(De mi libro "No juegues con el lobo")
Se habían acostumbrado a verlo, oscuro y alto, en su rincón.
En el sombrío comedor de muebles viejos y alfombra desgastada, su silueta familiar parecía recortarse a la luz incierta que entraba por los balcones sin sol. O la veían oscilar de pronto bajo el brillo apagado de la lámpara antigua que había perdido casi todas las lágrimas.
En los helados días de invierno, cuando se levantaban ateridos y soñolientos para ir al acolegio o en los sofocantes del verano, jugando encerrados entre las cuatro paredes del cuarto más fresco, lo veían siempre en su rincón, sonriente y tranquilo.
Mientras iban desapareciendo los cubiertos de plata, las modestas joyas y todo cuanto tenía algún valor y la casa, cada vez más vacía, parecía hacerse más y más grandes, la sonrisa del hombre del rincón no cambiaba. Incluso alguna vez parecía oirse una risa alegre o una leve carcajada.
- ¿Quién es ese hombre? ¿Por qué se ríe? - preguntaban.
Una tenue luz de esperanza cruzaba fugazmente por los ojos de la madre.
- Es el Hombre del Rincón. Él ríe cuando estamos tristes y llora cuando somos felices. Porque sabe que nada es para siempre...
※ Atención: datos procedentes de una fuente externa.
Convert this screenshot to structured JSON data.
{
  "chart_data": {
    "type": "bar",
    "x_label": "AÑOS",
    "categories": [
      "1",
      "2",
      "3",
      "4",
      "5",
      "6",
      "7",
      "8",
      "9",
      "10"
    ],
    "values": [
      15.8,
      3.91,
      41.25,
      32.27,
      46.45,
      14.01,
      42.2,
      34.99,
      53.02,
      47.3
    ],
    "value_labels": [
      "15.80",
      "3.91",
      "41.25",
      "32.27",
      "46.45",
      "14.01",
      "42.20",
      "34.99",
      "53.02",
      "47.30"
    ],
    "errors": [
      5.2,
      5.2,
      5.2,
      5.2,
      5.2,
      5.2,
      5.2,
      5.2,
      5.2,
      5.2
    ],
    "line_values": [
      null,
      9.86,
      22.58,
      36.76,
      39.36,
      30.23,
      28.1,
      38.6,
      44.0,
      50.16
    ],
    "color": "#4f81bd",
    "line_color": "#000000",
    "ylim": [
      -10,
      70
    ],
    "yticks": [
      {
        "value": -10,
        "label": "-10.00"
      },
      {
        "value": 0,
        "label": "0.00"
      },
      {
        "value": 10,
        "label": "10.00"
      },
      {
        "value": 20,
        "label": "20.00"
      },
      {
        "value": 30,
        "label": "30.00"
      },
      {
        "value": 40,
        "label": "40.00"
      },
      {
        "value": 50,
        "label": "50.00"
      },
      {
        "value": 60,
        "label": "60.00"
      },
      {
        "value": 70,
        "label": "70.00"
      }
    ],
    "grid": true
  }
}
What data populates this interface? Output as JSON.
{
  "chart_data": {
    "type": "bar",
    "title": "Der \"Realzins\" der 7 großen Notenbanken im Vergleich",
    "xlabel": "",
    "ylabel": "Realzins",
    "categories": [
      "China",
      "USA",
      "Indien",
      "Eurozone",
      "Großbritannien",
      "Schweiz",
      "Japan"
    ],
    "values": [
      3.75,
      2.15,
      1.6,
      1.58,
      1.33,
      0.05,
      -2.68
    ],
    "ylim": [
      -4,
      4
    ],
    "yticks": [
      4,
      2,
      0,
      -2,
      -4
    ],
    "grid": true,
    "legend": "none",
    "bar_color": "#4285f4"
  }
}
Pasaron los años. Murió la madre y se perdió el recuerdo de la infancia.
Un día llegó la fortuna.
El sol entraba ahora por todos los balcones de la nueva casa. Había flores en el jardín y cristales relucientes en las ventanas.
Transcurrían los días indolentes y lúdicos, planeando viajes y fiestas. Reían, jugaban, bostezaban perezosamente y paseaban bajo un cielo sin nubes en una larga sucesión de horas despreocupadas y felices.
Pero tenían buen cuidado de no mirar nunca hacía el rincón más sombrío, el rincón donde la oscura y conocida figura se dibujaba contra la pared y se oía su llanto desgarrador.